Shafar’s first ever appearance was performing in front of a crowd of five people. ‘I look back on it now and I just cringe,’ he recalls. With initially five minutes of completely memorized material, Shafar practiced every little detail, from how he would speak to his movements and actions.
Receiving a few chuckles within the slightly minor crowd, Shafar set his sights high and began to think comedy ‘was going to be the easiest thing ever.’
He performed the same five-minute set at Raw Comedy, the annual competition for emerging stand-up comedians.
‘I thought I’m absolutely going to kill it up here, probably going to win this competition because I’m so amazing, I’m just this comedy prodigy.’
After that single performance, reality sunk in. It was now an endless struggle to the top.
‘I went up there and bombed so hard. I don’t think I got a single laugh. Maybe I got one laugh because someone felt sorry for me. I look back on it now and I still cringe at how terrible I was.’
Despite this, Shafar believes comedy is a ‘perpetual series of failure.’ The un-ending sense of disappointment is, as he describes, quite liberating.
‘You stop caring so much about failure. It makes you go back on stage and do a good gig because you’re only ever as good as your last gig.’
Shafar grew up watching TV sitcoms like Seinfeld and Everybody Loves Raymond. However, his experiences at school truly cemented his love for comedy. Shafar recalls producing a ‘funny five-minute speech’ for the public speaking competition his school held every year. ‘I used to love doing that… I think that’s where it all began for me, just watching all those TV shows, then at school having that opportunity to be funny.’
Now a university graduate, Shafar does not plan to pursue his career in law but ideally, to become a professional comedian. Despite appreciating the philosophy behind the law, interning was the pinnacle in which Shafar realized law was not a pathway he wanted to pursue. ‘I wasn’t really enjoying having an office job, so I just decided it wasn’t really for me.’
As part of the Melbourne International Comedy Festival, Shafar has performed alongside an array of comedians in the Footy Couch, a show where comedy meets commentary. Shafar talks of how commentating a live AFL game in front of a live audience helped develop a range of skills from being able to engage with an audience, writing and developing witty jokes, to improvising on the spot.
Shafar’s stand-up comedy usually involves talks about his own personal stories of being Jewish and his experiences as being a Jewish person and encountering discrimination and racism.
‘Trying to be funny whilst making a deep point is really hard. I don’t think I’ve fully mastered it, and I probably won’t master it for another 15 years or so.’

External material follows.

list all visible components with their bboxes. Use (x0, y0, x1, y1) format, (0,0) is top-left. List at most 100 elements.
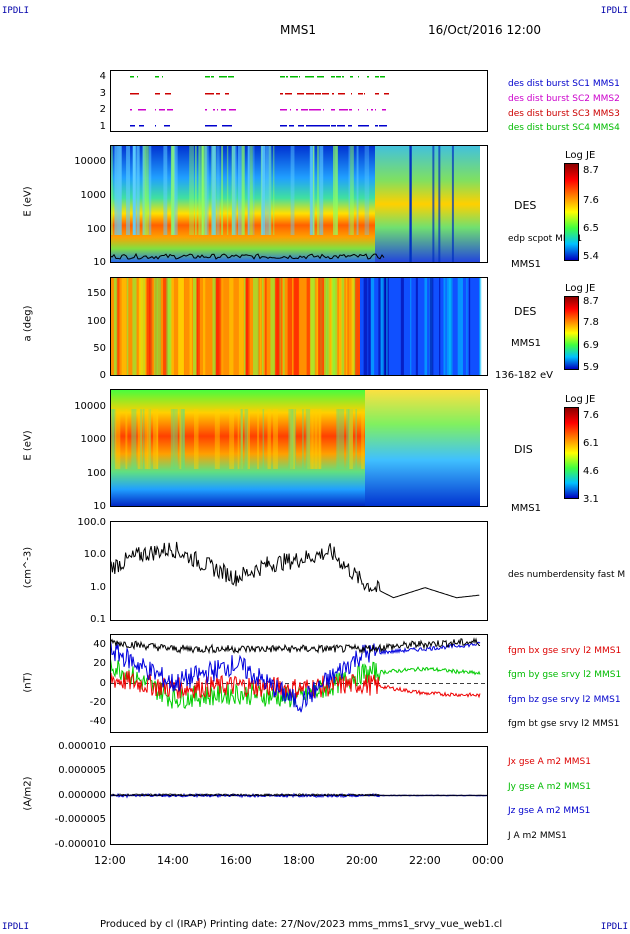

Despite this difficulty, Shafar uses his satirical news page, Round Squares, as an outlet for that type of humor. It aims to discuss a broad range of social and political issues that he would not normally discuss whilst on stage. With almost 8,000 followers, Shafar says, ‘as long as people are reacting to it and thinking about the issue, that’s all that matters.’
Also a creator and host of Melbourne Comedy’s Rising Stars at the Butterfly Club, Shafar was delighted to have all three consecutive shows sell out.
He would have to say his ‘proudest moment was to create a show myself and produce it and then get people to the show and be able to do a gig with other comedians who I really respect.’